As depicted in the model of Fig. 11, our findings are consistent with the hypothesis that phosphorylation of IRS-1 on serine/threonine residues is involved in the mechanism of IRS-1 release from intracellular membranes. Thus, following insulin stimulation at 37 °C in both 3T3-L1 adipocytes and in CHO-T cells, the tyrosine-phosphorylated IRS-1 present in the low density microsome fraction exhibits decreased electrophoretic mobility ( Fig. 1and Fig. 5). This decreased electrophoretic mobility of IRS-1 coincides with the decreased amount of IRS-1 associated with the low density microsome fraction and the appearance of tyrosine-phosphorylated IRS-1 in the cytosol. Moreover, both the release of IRS-1 into the cytosol and the electrophoretic mobility shift in IRS-1 due to insulin are abolished at low temperature ( Fig. 7and Fig. 8). The electrophoretic mobility shift in IRS-1 at 37 °C may not be explained by tyrosine phosphorylation of IRS-1 because this also occurs at 4 °C. IRS-1 is known to be phosphorylated on serine within its PH domain in response to insulin (48) . Additionally, PI 3-kinase has been shown to be a dual specificity enzyme in that it possesses both lipid and serine kinase activities (16, 17) , and IRS-1 was demonstrated to be an insulin-dependent substrate for this serine kinase activity of PI 3-kinase in intact cells(18) . We hypothesize that insulin may regulate the intracellular localization of IRS-1 by causing it to be phosphorylated by PI 3-kinase and subsequently released from intracellular membranes into the cytosol. Alternatively, perhaps other serine/threonine protein kinases are involved in IRS-1 phosphorylation in response to insulin. Further work is required to determine whether serine/threonine phosphorylation of IRS-1 is required for the release mechanism and which protein kinase(s) may be involved.

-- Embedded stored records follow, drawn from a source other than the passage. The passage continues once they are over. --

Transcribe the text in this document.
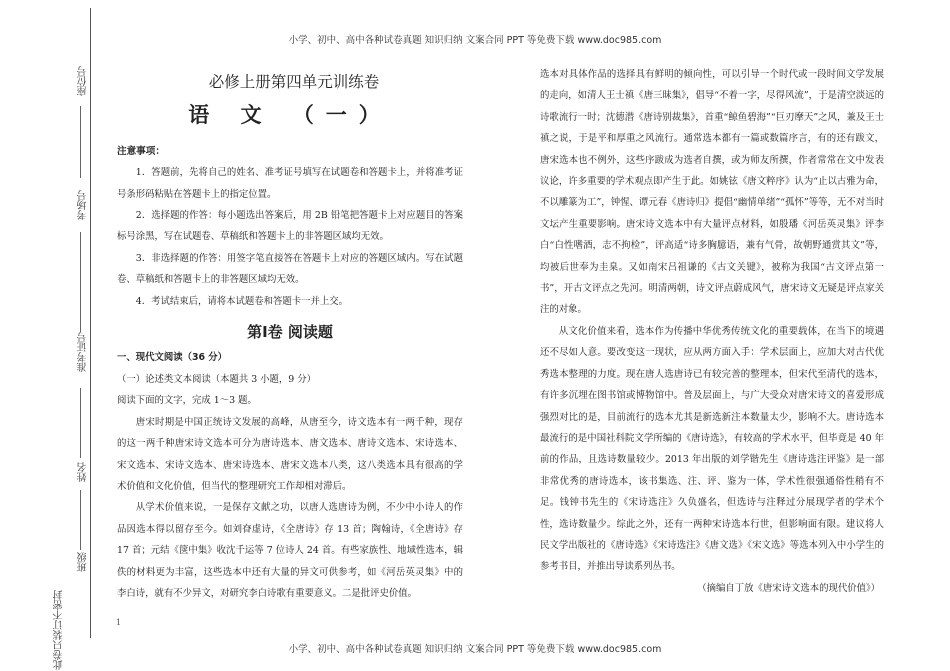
小学、初中、高中各种试卷真题 知识归纳 文案合同 PPT 等免费下载 www.doc985.com
座位号
考场号
准考证号
姓名
班级
此卷只装订不密封	1
必修上册第四单元训练卷
语 文 （一）

注意事项：

1．答题前，先将自己的姓名、准考证号填写在试题卷和答题卡上，并将准考证号条形码粘贴在答题卡上的指定位置。

2．选择题的作答：每小题选出答案后，用 2B 铅笔把答题卡上对应题目的答案标号涂黑，写在试题卷、草稿纸和答题卡上的非答题区域均无效。

3．非选择题的作答：用签字笔直接答在答题卡上对应的答题区域内。写在试题卷、草稿纸和答题卡上的非答题区域均无效。

4．考试结束后，请将本试题卷和答题卡一并上交。

第Ⅰ卷 阅读题

一、现代文阅读（36 分）

（一）论述类文本阅读（本题共 3 小题，9 分）

阅读下面的文字，完成 1～3 题。

唐宋时期是中国正统诗文发展的高峰，从唐至今，诗文选本有一两千种，现存的这一两千种唐宋诗文选本可分为唐诗选本、唐文选本、唐诗文选本、宋诗选本、宋文选本、宋诗文选本、唐宋诗选本、唐宋文选本八类，这八类选本具有很高的学术价值和文化价值，但当代的整理研究工作却相对滞后。

从学术价值来说，一是保存文献之功，以唐人选唐诗为例，不少中小诗人的作品因选本得以留存至今。如刘眘虚诗，《全唐诗》存 13 首；陶翰诗，《全唐诗》存 17 首；元结《箧中集》收沈千运等 7 位诗人 24 首。有些家族性、地域性选本，辑佚的材料更为丰富，这些选本中还有大量的异文可供参考，如《河岳英灵集》中的李白诗，就有不少异文，对研究李白诗歌有重要意义。二是批评史价值。

选本对具体作品的选择具有鲜明的倾向性，可以引导一个时代或一段时间文学发展的走向，如清人王士禛《唐三昧集》，倡导“不着一字，尽得风流”，于是清空淡远的诗歌流行一时；沈德潜《唐诗别裁集》，首重“鲸鱼碧海”“巨刃摩天”之风，兼及王士禛之说，于是平和厚重之风流行。通常选本都有一篇或数篇序言，有的还有跋文，唐宋选本也不例外，这些序跋成为选者自撰，或为师友所撰，作者常常在文中发表议论，许多重要的学术观点即产生于此。如姚铉《唐文粹序》认为“止以古雅为命，不以雕篆为工”，钟惺、谭元春《唐诗归》提倡“幽情单绪”“孤怀”等等，无不对当时文坛产生重要影响。唐宋诗文选本中有大量评点材料，如殷璠《河岳英灵集》评李白“白性嗜酒，志不拘检”，评高适“诗多胸臆语，兼有气骨，故朝野通赏其文”等，均被后世奉为圭臬。又如南宋吕祖谦的《古文关键》，被称为我国“古文评点第一书”，开古文评点之先河。明清两朝，诗文评点蔚成风气，唐宋诗文无疑是评点家关注的对象。

从文化价值来看，选本作为传播中华优秀传统文化的重要载体，在当下的境遇还不尽如人意。要改变这一现状，应从两方面入手：学术层面上，应加大对古代优秀选本整理的力度。现在唐人选唐诗已有较完善的整理本，但宋代至清代的选本，有许多沉埋在图书馆或博物馆中。普及层面上，与广大受众对唐宋诗文的喜爱形成强烈对比的是，目前流行的选本尤其是新选新注本数量太少，影响不大。唐诗选本最流行的是中国社科院文学所编的《唐诗选》，有较高的学术水平，但毕竟是 40 年前的作品，且选诗数量较少。2013 年出版的刘学锴先生《唐诗选注评鉴》是一部非常优秀的唐诗选本，该书集选、注、评、鉴为一体，学术性很强通俗性稍有不足。钱钟书先生的《宋诗选注》久负盛名，但选诗与注释过分展现学者的学术个性，选诗数量少。综此之外，还有一两种宋诗选本行世，但影响面有限。建议将人民文学出版社的《唐诗选》《宋诗选注》《唐文选》《宋文选》等选本列入中小学生的参考书目，并推出导读系列丛书。

（摘编自丁放《唐宋诗文选本的现代价值》）

小学、初中、高中各种试卷真题 知识归纳 文案合同 PPT 等免费下载 www.doc985.com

It is noteworthy that in contrast to results obtained with 3T3-L1 adipocytes, increased tyrosine-phosphorylated IRS-1 was detected in the cytosol of CHO-T cells stimulated with insulin at 4 °C (Fig. 5). However, this cytosolic tyrosine-phosphorylated IRS-1 in CHO-T cells does not exhibit decreased electrophoretic mobility, as does that prepared from 3T3-L1 or CHO-T cells stimulated with insulin at 37 °C ( Fig. 1and Fig. 5). One possibility is that tyrosine-phosphorylated IRS-1 in CHO-T cells binds more weakly to intracellular membranes relative to 3T3-L1 adipocytes.
In summary, the results presented here provide two new insights into the dynamics of IRS-1 function in insulin receptor signaling. First, based on the marked tyrosine phosphorylation of IRS-1 in response to insulin at low temperature, we can conclude that insulin receptor endocytosis is not required for initiating the IRS-1 signaling pathway. This is consistent with studies showing that in certain cell types, mutant insulin receptors which fail to undergo internalization are still effective in mediating downstream biological effects(49) . Secondly, based on the striking redistribution of IRS-1 protein in subcellular fractions in response to insulin, we suggest that IRS-1 cycles between membrane-bound and cytosolic locations in an insulin-regulated manner. This recycling may reflect an important physiological mechanism for the release of IRS-1 signaling complexes from targeted membrane sites where regulatory events may occur.